Mi chiedo in quale altro posto, anche solo nella mia città, una persona che ha bisogno va, bussa e sa che si può sedere a parlare?
Solitamente siamo così efficienti che bisogna chiedere un appuntamento e avere un "tempo" prestabilito e magari pure un argomento chiaro (non tutti gli argomenti in tutti i posti).

I giorni volano.
Quando chiamo a casa mi sembrano lunghissimi: ma quando è che riabbraccio i bimbi?!
Quando mi guardo attorno, mi sembrano volati: ma davvero devo già ripartire?

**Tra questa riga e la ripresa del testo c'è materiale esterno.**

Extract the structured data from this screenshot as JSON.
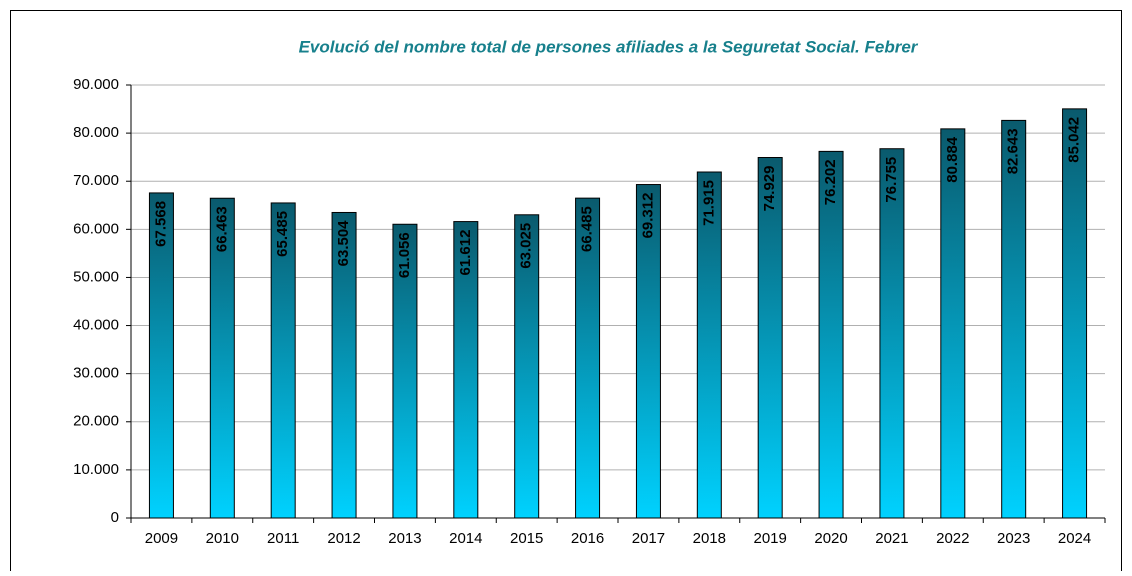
{
  "chart_data": {
    "type": "bar",
    "title": "Evolució del nombre total de persones afiliades a la Seguretat Social. Febrer",
    "categories": [
      "2009",
      "2010",
      "2011",
      "2012",
      "2013",
      "2014",
      "2015",
      "2016",
      "2017",
      "2018",
      "2019",
      "2020",
      "2021",
      "2022",
      "2023",
      "2024"
    ],
    "values": [
      67568,
      66463,
      65485,
      63504,
      61056,
      61612,
      63025,
      66485,
      69312,
      71915,
      74929,
      76202,
      76755,
      80884,
      82643,
      85042
    ],
    "value_labels": [
      "67.568",
      "66.463",
      "65.485",
      "63.504",
      "61.056",
      "61.612",
      "63.025",
      "66.485",
      "69.312",
      "71.915",
      "74.929",
      "76.202",
      "76.755",
      "80.884",
      "82.643",
      "85.042"
    ],
    "color": [
      "#0a5a6d",
      "#00d2ff"
    ],
    "ylim": [
      0,
      90000
    ],
    "yticks": [
      0,
      {
        "value": 10000,
        "label": "10.000"
      },
      {
        "value": 20000,
        "label": "20.000"
      },
      {
        "value": 30000,
        "label": "30.000"
      },
      {
        "value": 40000,
        "label": "40.000"
      },
      {
        "value": 50000,
        "label": "50.000"
      },
      {
        "value": 60000,
        "label": "60.000"
      },
      {
        "value": 70000,
        "label": "70.000"
      },
      {
        "value": 80000,
        "label": "80.000"
      },
      {
        "value": 90000,
        "label": "90.000"
      }
    ],
    "grid": true
  }
}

La mia ultima notte non riesco a dormire.
In questi giorni ci sono state le elezioni e qualcuno pensa di festeggiare sparando per aria. Smitragliando per aria. Vanno avanti parecchio questi spari.
Ci tiene sveglio il rumore e soprattutto la paura che i proiettili vaganti possano colpire qualcuno.
Un proiettile arriva nella finestra della nostra vicina libanese, per fortuna senza far danni (fisici s'intende!).
Quando finalmente si acquietano le armi, un topino fa visita alla nostra dispensa e il suo sgranocchiare ci tiene sveglie ancora per un po'.
Il timore che per queste elezioni possano scoppiare dei disordini per le strade serpeggia tra i libanesi.
Allora io gioco d'anticipo e mi faccio portare in aeroporto per tempo.
Diciamo parecchio per tempo… arrivo circa 12 ore prima.
Ma non importa, almeno sono tranquilla.
Nella mia lunga attesa vedo passare un gruppo di siriani in partenza per un Corridoio Umanitario. Pochi eletti vestiti a festa che sognano un futuro migliore.
Pochi, in mezzo ai tanti che restano, che dovranno rimboccarsi le maniche, accettare nuove regole, nuove culture, nuove abitudini nella speranza che i figli possano scegliere del loro futuro in libertà.

Parto con questi sorrisi fiduciosi nel cuore consapevole che non dovrebbe essere un lusso per pochi.